PROYECTO DE CARTA INTERNACIONAL DE ITINERARIOS CULTURALES.

(Febrero, 2006)

 

Introducción

La evolución de las ciencias de la conservación del Patrimonio Cultural ha motivado que este concepto sea cada vez más rico y completo. Fruto de esa evolución, el concepto de Itinerario Cultural tiene un carácter innovador, complejo y multidimensional.

La noción de monumento, considerado inicialmente como una obra aislada de su contexto, ha ido evolucionando y ampliándose poco a poco, al reconocerse que un lugar, o conjuntos de carácter histórico tales como una plaza pública, un barrio o una ciudad, así como los paisajes culturales, pueden ser considerados bienes patrimoniales. La eliminación de barreras cronológicas y el reconocimiento de la importancia de otras manifestaciones de la cultura, como las propias del campo industrial y tecnológico, han contribuido también a la valoración de nuevos elementos como bienes integrantes del patrimonio cultural. Esta noción más extensa del patrimonio requiere nuevas aproximaciones a su tratamiento, desde una perspectiva mucho más amplia que permita explicar y salvaguardar las relaciones significativas directamente asociadas con su medio cultural e histórico. Dentro de ese avance en el terreno de los conceptos, los Itinerarios Culturales introducen y representan una aportación de valor cualitativo en la noción de conservación del patrimonio.

La consideración de los Itinerarios Culturales como un nuevo concepto o categoría patrimonial guarda armonía con las categorías ya consagradas y reconocidas. Las reconoce y las realza, enriqueciendo su significado en un marco integrador, multidisciplinar y compartido. Tampoco se solapa con otras categorías u otros tipos de bienes (monumentos, ciudades, paisajes culturales, patrimonio industrial, etc.) que pueden existir en su seno. Simplemente los enmarca en de un sistema conjunto y los interrelaciona a través de una perspectiva científica que proporciona una visión plural, más completa y justa de la historia. De esta forma, no sólo favorece la comprensión y la comunicación entre los pueblos, sino también la cooperación para la conservación del patrimonio.

Desde el punto de vista de la reflexión científica, los Itinerarios Culturales representan procesos interactivos, dinámicos, y evolutivos de las relaciones humanas interculturales que reflejan la rica diversidad de las aportaciones de los distintos pueblos al patrimonio cultural.
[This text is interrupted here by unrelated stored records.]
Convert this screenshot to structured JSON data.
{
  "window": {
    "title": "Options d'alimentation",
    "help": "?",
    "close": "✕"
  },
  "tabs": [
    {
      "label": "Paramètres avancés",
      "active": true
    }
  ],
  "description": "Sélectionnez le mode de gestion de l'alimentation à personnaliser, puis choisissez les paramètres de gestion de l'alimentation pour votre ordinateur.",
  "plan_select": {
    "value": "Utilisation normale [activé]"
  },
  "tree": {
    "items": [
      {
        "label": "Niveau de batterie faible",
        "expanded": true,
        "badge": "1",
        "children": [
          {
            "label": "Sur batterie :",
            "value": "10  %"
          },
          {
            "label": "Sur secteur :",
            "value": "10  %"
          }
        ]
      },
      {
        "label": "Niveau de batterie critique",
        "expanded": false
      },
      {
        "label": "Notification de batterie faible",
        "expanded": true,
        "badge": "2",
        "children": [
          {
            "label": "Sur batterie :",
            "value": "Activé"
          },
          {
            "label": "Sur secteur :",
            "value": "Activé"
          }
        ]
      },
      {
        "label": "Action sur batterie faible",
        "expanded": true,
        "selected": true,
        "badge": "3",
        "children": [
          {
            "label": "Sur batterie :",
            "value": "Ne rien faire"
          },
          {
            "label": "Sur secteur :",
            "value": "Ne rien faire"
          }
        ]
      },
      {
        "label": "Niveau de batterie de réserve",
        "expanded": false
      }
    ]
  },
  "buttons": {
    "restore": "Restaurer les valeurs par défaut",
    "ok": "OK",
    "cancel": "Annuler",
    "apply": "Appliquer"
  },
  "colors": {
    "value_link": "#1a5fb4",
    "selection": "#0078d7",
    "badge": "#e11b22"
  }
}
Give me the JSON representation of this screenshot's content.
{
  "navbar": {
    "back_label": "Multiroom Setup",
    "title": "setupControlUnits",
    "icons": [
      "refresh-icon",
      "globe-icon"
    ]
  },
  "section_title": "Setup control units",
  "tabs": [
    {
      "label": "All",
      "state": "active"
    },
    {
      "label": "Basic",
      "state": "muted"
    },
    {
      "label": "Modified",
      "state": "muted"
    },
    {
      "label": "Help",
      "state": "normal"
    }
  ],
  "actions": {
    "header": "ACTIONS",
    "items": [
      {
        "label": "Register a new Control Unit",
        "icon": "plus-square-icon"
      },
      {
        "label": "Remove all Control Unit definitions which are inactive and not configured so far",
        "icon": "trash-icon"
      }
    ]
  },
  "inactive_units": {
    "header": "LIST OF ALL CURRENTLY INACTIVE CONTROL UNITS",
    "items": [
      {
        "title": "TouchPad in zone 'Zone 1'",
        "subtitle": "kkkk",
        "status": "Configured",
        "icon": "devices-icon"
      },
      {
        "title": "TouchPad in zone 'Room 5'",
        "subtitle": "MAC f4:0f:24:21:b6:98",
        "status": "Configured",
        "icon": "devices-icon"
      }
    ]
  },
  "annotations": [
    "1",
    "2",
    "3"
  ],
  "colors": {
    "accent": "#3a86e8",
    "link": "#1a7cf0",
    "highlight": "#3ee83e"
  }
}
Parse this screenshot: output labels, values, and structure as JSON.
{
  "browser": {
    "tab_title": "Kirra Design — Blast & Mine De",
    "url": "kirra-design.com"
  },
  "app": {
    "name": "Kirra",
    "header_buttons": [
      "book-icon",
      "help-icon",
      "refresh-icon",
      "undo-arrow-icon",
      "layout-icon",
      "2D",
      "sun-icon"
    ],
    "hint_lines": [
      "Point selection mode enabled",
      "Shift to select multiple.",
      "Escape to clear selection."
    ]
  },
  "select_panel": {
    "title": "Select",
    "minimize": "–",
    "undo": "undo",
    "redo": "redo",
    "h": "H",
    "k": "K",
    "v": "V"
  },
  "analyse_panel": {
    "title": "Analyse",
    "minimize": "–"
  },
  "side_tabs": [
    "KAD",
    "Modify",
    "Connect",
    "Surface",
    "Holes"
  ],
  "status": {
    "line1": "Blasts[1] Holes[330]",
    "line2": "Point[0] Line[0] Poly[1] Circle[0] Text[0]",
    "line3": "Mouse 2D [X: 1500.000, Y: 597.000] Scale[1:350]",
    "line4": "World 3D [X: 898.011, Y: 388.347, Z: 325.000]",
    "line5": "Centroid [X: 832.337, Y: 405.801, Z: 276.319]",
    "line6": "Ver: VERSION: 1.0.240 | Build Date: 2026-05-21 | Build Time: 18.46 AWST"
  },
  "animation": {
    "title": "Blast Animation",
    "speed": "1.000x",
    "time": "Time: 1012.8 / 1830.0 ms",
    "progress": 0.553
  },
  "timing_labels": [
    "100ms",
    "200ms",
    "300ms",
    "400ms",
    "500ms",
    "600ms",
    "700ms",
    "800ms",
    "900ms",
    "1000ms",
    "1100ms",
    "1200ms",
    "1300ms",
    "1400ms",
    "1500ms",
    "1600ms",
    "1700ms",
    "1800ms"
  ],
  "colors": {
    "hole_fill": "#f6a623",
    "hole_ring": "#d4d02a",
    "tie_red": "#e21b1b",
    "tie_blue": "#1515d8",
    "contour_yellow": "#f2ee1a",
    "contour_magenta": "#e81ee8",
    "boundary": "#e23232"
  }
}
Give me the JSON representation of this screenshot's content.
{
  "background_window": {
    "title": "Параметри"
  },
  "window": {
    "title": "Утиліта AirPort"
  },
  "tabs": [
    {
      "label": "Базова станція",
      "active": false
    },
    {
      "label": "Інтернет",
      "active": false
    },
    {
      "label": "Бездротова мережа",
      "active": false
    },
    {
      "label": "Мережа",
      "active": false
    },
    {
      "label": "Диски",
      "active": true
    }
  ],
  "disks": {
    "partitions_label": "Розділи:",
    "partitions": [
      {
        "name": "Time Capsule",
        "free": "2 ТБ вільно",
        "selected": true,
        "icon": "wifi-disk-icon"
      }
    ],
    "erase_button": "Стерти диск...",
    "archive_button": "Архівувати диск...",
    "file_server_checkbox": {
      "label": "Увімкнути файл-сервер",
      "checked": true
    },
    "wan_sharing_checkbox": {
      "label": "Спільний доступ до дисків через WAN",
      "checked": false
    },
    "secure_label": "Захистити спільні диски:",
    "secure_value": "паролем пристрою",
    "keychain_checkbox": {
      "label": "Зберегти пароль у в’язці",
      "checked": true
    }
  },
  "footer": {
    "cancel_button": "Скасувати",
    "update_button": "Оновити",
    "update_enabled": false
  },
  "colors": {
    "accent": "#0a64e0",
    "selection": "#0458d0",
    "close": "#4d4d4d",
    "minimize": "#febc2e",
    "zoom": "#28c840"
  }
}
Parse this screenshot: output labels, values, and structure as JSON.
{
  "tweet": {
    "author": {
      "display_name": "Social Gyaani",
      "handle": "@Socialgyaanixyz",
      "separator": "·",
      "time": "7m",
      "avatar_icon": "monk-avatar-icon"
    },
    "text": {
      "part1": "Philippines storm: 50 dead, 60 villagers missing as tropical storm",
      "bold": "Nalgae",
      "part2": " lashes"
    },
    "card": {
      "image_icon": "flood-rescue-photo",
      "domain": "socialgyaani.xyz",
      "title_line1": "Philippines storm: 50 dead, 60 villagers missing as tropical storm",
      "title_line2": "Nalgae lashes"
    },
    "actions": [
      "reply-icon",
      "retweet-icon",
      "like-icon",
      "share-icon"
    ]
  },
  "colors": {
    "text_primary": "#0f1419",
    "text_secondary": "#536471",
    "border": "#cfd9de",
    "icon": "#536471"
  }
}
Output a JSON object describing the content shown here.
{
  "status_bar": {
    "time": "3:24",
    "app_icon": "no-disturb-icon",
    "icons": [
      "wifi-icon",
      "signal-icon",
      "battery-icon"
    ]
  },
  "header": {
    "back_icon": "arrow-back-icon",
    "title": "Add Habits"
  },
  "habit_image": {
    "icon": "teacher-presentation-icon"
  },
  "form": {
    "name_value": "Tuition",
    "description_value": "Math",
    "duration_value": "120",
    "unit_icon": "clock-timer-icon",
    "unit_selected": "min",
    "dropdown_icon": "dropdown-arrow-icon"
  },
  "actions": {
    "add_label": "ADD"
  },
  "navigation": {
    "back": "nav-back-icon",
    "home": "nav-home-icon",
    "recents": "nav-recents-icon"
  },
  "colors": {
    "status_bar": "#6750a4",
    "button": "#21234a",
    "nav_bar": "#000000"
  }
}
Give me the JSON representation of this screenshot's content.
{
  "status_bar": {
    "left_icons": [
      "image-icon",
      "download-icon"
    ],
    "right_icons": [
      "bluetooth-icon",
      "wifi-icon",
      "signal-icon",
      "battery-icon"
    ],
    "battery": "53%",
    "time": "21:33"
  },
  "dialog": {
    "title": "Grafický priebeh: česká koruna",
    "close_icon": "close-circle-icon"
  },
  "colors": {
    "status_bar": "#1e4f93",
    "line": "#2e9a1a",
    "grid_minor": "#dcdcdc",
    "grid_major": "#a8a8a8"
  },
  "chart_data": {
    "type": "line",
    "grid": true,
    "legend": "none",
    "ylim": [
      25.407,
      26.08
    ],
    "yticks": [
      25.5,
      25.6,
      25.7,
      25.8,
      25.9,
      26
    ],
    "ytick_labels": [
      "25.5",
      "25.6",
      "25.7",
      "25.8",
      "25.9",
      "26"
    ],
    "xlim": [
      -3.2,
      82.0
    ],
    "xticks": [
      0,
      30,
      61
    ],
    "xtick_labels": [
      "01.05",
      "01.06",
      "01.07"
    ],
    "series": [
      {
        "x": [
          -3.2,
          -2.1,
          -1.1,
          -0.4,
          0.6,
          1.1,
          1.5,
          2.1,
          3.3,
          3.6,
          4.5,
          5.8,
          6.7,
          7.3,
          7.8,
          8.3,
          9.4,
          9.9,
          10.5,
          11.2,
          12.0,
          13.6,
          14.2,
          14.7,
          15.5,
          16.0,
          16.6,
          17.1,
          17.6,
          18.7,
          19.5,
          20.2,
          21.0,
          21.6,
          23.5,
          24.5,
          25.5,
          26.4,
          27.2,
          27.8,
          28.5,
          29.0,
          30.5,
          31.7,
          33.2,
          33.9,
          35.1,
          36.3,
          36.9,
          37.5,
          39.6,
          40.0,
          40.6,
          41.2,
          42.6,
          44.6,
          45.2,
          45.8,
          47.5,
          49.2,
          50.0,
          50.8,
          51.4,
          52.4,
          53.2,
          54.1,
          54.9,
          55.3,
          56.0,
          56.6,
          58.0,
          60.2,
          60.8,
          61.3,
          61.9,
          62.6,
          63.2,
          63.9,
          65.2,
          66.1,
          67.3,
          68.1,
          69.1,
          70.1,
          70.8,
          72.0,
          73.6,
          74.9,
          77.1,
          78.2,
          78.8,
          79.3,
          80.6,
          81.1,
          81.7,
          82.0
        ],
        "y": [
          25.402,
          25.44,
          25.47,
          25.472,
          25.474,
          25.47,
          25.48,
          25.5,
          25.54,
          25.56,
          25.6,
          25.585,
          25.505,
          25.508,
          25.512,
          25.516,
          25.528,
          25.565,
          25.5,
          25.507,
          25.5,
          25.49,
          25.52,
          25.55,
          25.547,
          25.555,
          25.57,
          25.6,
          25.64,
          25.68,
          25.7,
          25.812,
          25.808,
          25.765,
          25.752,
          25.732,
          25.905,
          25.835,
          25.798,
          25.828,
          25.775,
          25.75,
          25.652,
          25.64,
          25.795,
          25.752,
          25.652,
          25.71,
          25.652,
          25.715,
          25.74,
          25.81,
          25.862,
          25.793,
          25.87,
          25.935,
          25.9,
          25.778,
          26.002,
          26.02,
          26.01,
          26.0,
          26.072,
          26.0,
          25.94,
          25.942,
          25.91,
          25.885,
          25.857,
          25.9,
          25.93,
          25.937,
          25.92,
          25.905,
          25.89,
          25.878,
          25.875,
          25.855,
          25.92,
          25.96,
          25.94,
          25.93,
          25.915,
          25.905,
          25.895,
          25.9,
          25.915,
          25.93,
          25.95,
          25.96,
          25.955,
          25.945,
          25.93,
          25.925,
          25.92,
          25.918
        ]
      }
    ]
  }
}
En ese ámbito, los Itinerarios Culturales constituyen un nuevo concepto que tiende a enriquecer e ilustrar la creciente valoración mundial del patrimonio cultural desde una perspectiva multidimensional, y contribuye decisivamente a su comprensión.

Por tanto, en lo que se refiere a la comprensión del patrimonio tangible e intangible que tenga raíces e influencias compartidas, el Itinerario Cultural resulta una herramienta fundamental para entender las relaciones e intercambios culturales entre dos o más grupos vinculados por una vía histórica deliberadamente establecida.

Resultado de encuentros pacíficos o controvertidos, actualmente los Itinerarios Culturales entrañan una gran variedad de dimensiones compartidas que trascienden su primitiva función, ofreciendo un cuadro privilegiado para una cultura de paz basada tanto en los lazos comunes, como en la tolerancia, el respeto y el aprecio a la diversidad cultural de las distintas comunidades que han contribuido a su existencia.

La innovación introducida por el concepto de Itinerarios Culturales nos descubre el contenido patrimonial de un fenómeno específico de movilidad e intercambios humanos desarrollado a través de unas vías de comunicación que facilitaron su flujo y que fueron utilizadas o deliberadamente puestas al servicio de un fin concreto y determinado. Puede tratarse de un camino que fue trazado expresamente para servir a dicho fin o de una ruta que se sirvió, en todo o en parte, de caminos preexistentes utilizados para diversos fines. Pero su existencia y significado como Itinerario Cultural propiamente dicho se explica únicamente por su uso para tal fin concreto y determinado y por haber sido dotado de elementos funcionales expresamente creados y puestos al servicio del mismo.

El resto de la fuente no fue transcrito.